T6: Oplosgegloeid en daarna kunstmatig verouderd. Mechanische eigenschappen worden niet beïnvloed door koudveroudering. De meeste legeringen in de -w en -T4 condities kunstmatig verouderd tot -T6.

-T61: Oplosgegloeid en daarna kunstmatig verouderd. Geldt voor smeedstukken die een kokendwater afschrikken ondergaan om inwendige afschrikspanning te voorkomen. Geldt voor gietstukken die een oplosgloeibehandeling hebben ondergaan en daarna kunstmatig zijn verouderd als er meer dan één verouderingscyclus beschikbaar is voor die legering.

-T611: Oplosgegloeid en kunstmatig verouderd. Geldt alleen voor 7079 smeedstukken die zijn afgeschrikt in 1750 tot 1850F water.

-T62: Oplosgegloeid en daarna kunstmatig verouderd door de gebruiker. Geldt voor elke hardheid die een warmtebehandeling heeft ondergaan en is verouderd door de gebruiker en die andere mechanische eigenschappen heeft dan de -T6 toestand.

-T651: Oplosgegloeid, spanningsarm gemaakt door strekken en kunstmatig verouderd. Gelijkwaardig aan -T6 en van toepassing op plaat en gewalste staven, met uitzondering van 2219.

-T6510: Oplosgegloeid, spanningsarm gemaakt door strekken en kunstmatig verouderd zonder hard te strekken na veroudering. Geldt voor geëxtrudeerde staven en profielen, behalve 2024.

-T6511: Oplosgegloeid, spanningsarm behandeld door stretchen en artificiaal verouderd met lichte vlakbewerking. Gelijkwaardig aan -T6 en van toepassing op geëxtrudeerde staven en profielen met uitzondering van 2024.

-T652: Oplosgegloeid, spanningsarm gemaakt door drukvervorming en kunstmatig verouderd. Gelijkwaardig aan -T6 en van toepassing op hardgesmede vierkanten, rechthoeken en matrijssmeedwerk met uitzondering van 2219.

-T7: Oplosgegloeid en daarna gestabiliseerd. Geldt voor producten die gestabiliseerd zijn om ze voorbij het punt van maximale sterkte te brengen om groei en restspanning onder controle te houden.

-T73: Oplosgegloeid en daarna speciaal kunstmatig verouderd. Geldt voor 7075-legeringen die speciaal zijn verouderd om het materiaal bestand te maken tegen spanningscorrosie.

-T7351: Oplosgegloeid en speciaal kunstmatig verouderd. Geldt voor 7075 legering plaat en plaat die speciaal zijn verouderd om het materiaal bestand te maken tegen spanningscorrosie.

-T73511: Oplosgegloeid en speciaal kunstmatig verouderd. Geldt voor extrusies van legeringen 7075 die speciaal zijn verouderd om het materiaal bestand te maken tegen spanningscorrosie.

-T7352: Oplosgegloeid en speciaal kunstmatig verouderd. Geldt voor smeedstukken van legering 7075 die zowel drukspanningsontlasting als speciale veroudering hebben ondergaan om het materiaal bestand te maken tegen spanningscorrosie.

-T8: Oplosgegloeid, koud bewerkt en daarna kunstmatig verouderd. Geldt voor producten die een koudebehandeling hebben ondergaan om de sterkte te verhogen of waarbij het effect van koudebehandeling bij het vlakken of strekken is erkend in de limieten van de mechanische eigenschappen.

-T81: Oplosgegloeid, koud bewerkt en daarna kunstmatig verouderd. Geldt voor 2024-T3 kunstmatig verouderd tot T-81.
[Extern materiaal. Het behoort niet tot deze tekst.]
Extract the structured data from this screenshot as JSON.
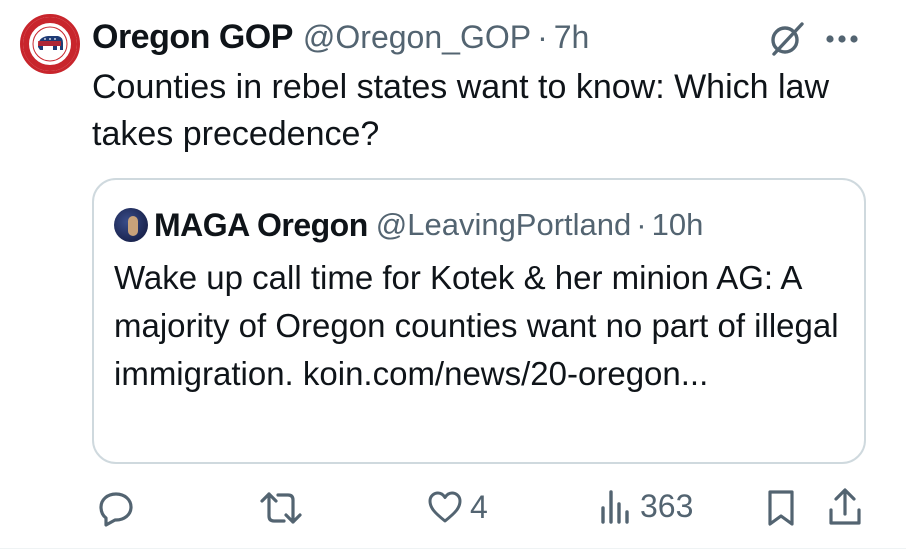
{
  "tweet": {
    "avatar_icon": "oregon-republican-party-logo",
    "author_name": "Oregon GOP",
    "author_handle": "@Oregon_GOP",
    "separator": "·",
    "time": "7h",
    "text": "Counties in rebel states want to know: Which law takes precedence?"
  },
  "quote": {
    "author_name": "MAGA Oregon",
    "author_handle": "@LeavingPortland",
    "separator": "·",
    "time": "10h",
    "text": "Wake up call time for Kotek & her minion AG: A majority of Oregon counties want no part of illegal immigration. koin.com/news/20-oregon..."
  },
  "actions": {
    "reply_icon": "reply-icon",
    "retweet_icon": "retweet-icon",
    "like_icon": "heart-icon",
    "like_count": "4",
    "views_icon": "views-icon",
    "views_count": "363",
    "bookmark_icon": "bookmark-icon",
    "share_icon": "share-icon"
  },
  "colors": {
    "text": "#0f1419",
    "secondary": "#536471",
    "border": "#cfd9de",
    "logo_red": "#c8252c",
    "logo_blue": "#1f3b75"
  }
}
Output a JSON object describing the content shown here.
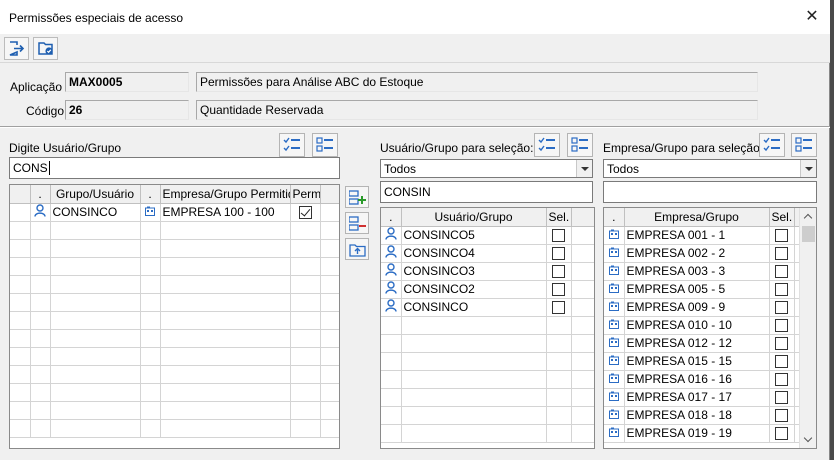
{
  "window": {
    "title": "Permissões especiais de acesso"
  },
  "toolbar": {
    "buttons": [
      "exit-icon",
      "save-check-icon"
    ]
  },
  "header": {
    "aplicacao_label": "Aplicação",
    "aplicacao_code": "MAX0005",
    "aplicacao_desc": "Permissões para Análise ABC do Estoque",
    "codigo_label": "Código",
    "codigo_code": "26",
    "codigo_desc": "Quantidade Reservada"
  },
  "left": {
    "label": "Digite Usuário/Grupo",
    "search_value": "CONS",
    "columns": [
      ".",
      "Grupo/Usuário",
      ".",
      "Empresa/Grupo Permitido",
      "Perm."
    ],
    "rows": [
      {
        "user": "CONSINCO",
        "empresa": "EMPRESA 100 - 100",
        "perm": true
      }
    ]
  },
  "middle": {
    "label": "Usuário/Grupo para seleção:",
    "select_value": "Todos",
    "search_value": "CONSIN",
    "columns": [
      ".",
      "Usuário/Grupo",
      "Sel."
    ],
    "rows": [
      {
        "name": "CONSINCO5",
        "sel": false
      },
      {
        "name": "CONSINCO4",
        "sel": false
      },
      {
        "name": "CONSINCO3",
        "sel": false
      },
      {
        "name": "CONSINCO2",
        "sel": false
      },
      {
        "name": "CONSINCO",
        "sel": false
      }
    ]
  },
  "right": {
    "label": "Empresa/Grupo para seleção:",
    "select_value": "Todos",
    "search_value": "",
    "columns": [
      ".",
      "Empresa/Grupo",
      "Sel."
    ],
    "rows": [
      {
        "name": "EMPRESA 001 - 1",
        "sel": false
      },
      {
        "name": "EMPRESA 002 - 2",
        "sel": false
      },
      {
        "name": "EMPRESA 003 - 3",
        "sel": false
      },
      {
        "name": "EMPRESA 005 - 5",
        "sel": false
      },
      {
        "name": "EMPRESA 009 - 9",
        "sel": false
      },
      {
        "name": "EMPRESA 010 - 10",
        "sel": false
      },
      {
        "name": "EMPRESA 012 - 12",
        "sel": false
      },
      {
        "name": "EMPRESA 015 - 15",
        "sel": false
      },
      {
        "name": "EMPRESA 016 - 16",
        "sel": false
      },
      {
        "name": "EMPRESA 017 - 17",
        "sel": false
      },
      {
        "name": "EMPRESA 018 - 18",
        "sel": false
      },
      {
        "name": "EMPRESA 019 - 19",
        "sel": false
      }
    ]
  },
  "colors": {
    "accent_blue": "#1f5fb0",
    "icon_blue": "#2b6cc4"
  }
}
-T851: Oplosgegloeid, spanningsarm gemaakt door strekken en kunstmatig verouderd. Van toepassing op plaat, gewalste staven en staven.

-T8511: Oplosgegloeid, spanningsarm gemaakt door strekken en kunstmatig verouderd. Geldt voor 2024 extrusies en 2219.

-T86: Oplosgegloeid, koud bewerkt door een diktevermindering van 6 procent en daarna kunstmatig verouderd. Geldt voor 2024 plaat.

-T87: Oplossing -warmtebehandeldkoud bewerkt met een diktevermindering van 10% en daarna kunstmatig verouderd. Geldt voor 2219 plaat.

-T9: Oplosgegloeid, kunstmatig verouderd en daarna koud bewerkt. Geldt voor producten die koud zijn bewerkt om de sterkte te verbeteren.

-TlO: Afgekoeld na een vormgevingsproces bij verhoogde temperatuur, kunstmatig verouderd en daarna koud bewerkt. Geldt voor producten die kunstmatig verouderd zijn na afkoeling uit een vormgevingsproces bij verhoogde temperatuur, zoals gieten of extrusie en dan koudverouderd zijn om de sterkte van roestvrij stalen buizen verder te verbeteren.